Nature can die, man is eternal.
Although nothing can bring back to life the smile of this or that,
there is a clear difference between "me" and "mine",
which unaware people have called death.
From "The Book of Words" by Abai Kunanbaiev
When we do theater it often happens to be pushed to resolve eternal contrasts. We want to express complex situations or wonderful events with simple actions, movements and voices. This goal is still the most important when reviving the Kazakh epic story of Kozy Korpesh and Bayan Solu, along with the actors of the theater of S. Karin Siffulin in Karaganda.

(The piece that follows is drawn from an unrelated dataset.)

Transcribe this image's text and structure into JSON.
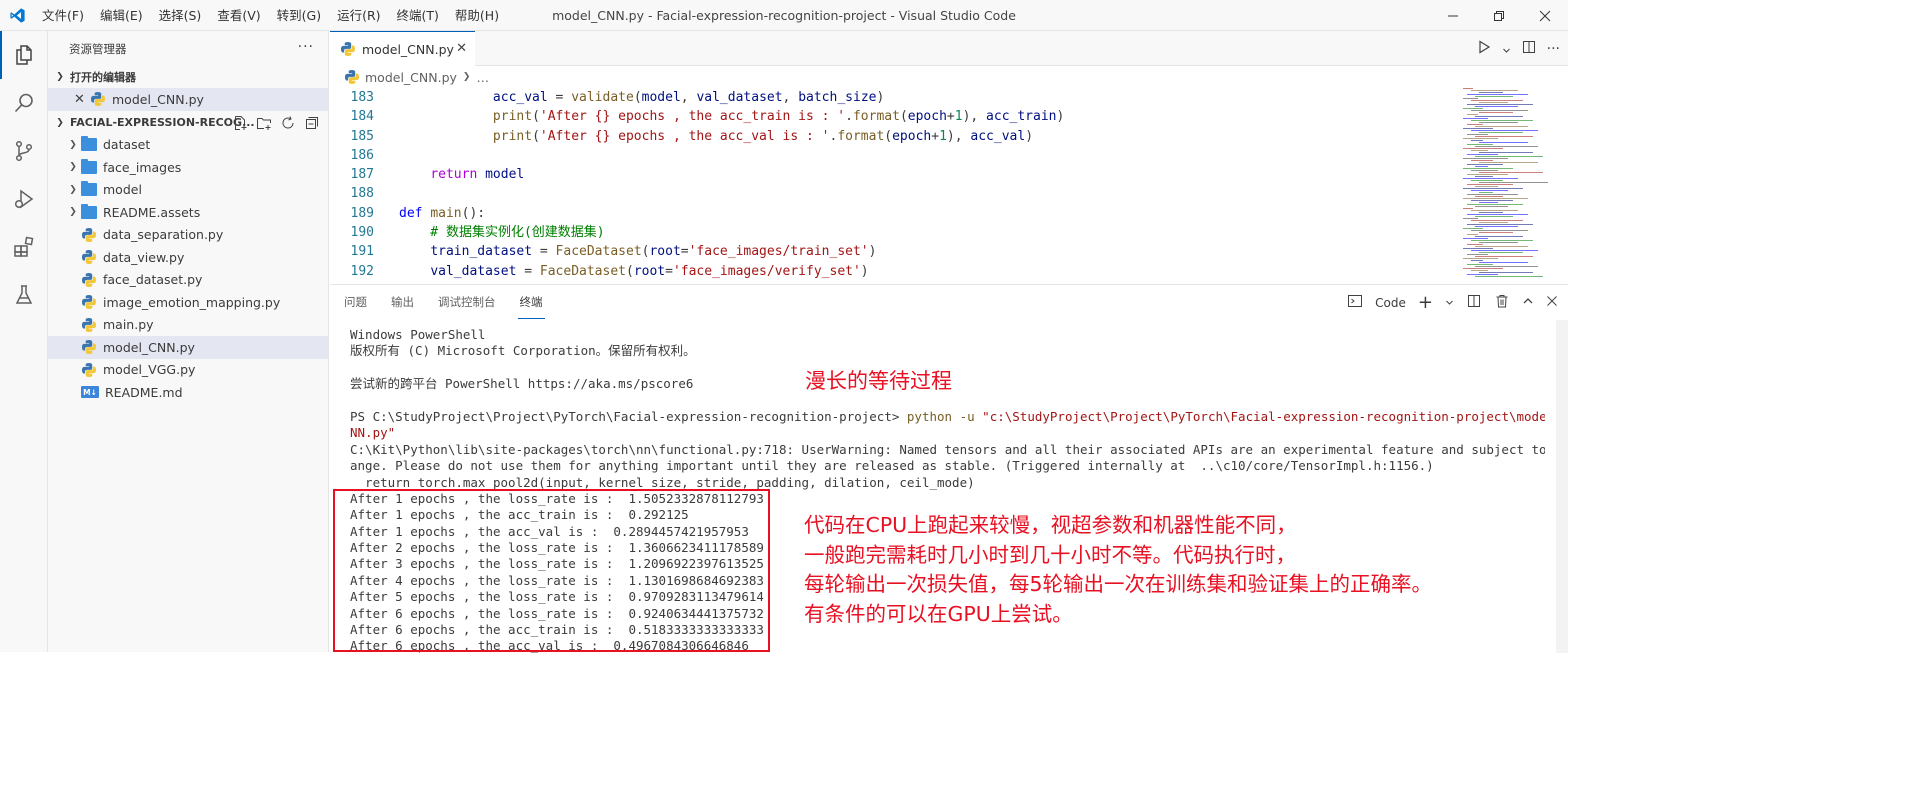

Starting with Gabit Muzriepov's theatrical reduction, we encountered the poetic-philosophical work of Abai Kunanbaiev, a Kazakh man of culture from the end of the eighteenth century who lived in an aul, the typical village composed by yurtas. Through his words and his music, our starting story, seemingly a kind of Romeo-and-Juliet of the steppe, found a provisional solution. From the work of this philosopher of the aul -universe, through his criticism of the society of the homo homini lupus, and thanks to his conception of reality as a harmony between Will, Reason and Heart, the figure of Bayan's father, Karabay, has emerged so preponderant and antithetical to become the fulcrum of our interest. It will in fact be Karabay and his dialogue with his own conscience to guide us during the this theater show.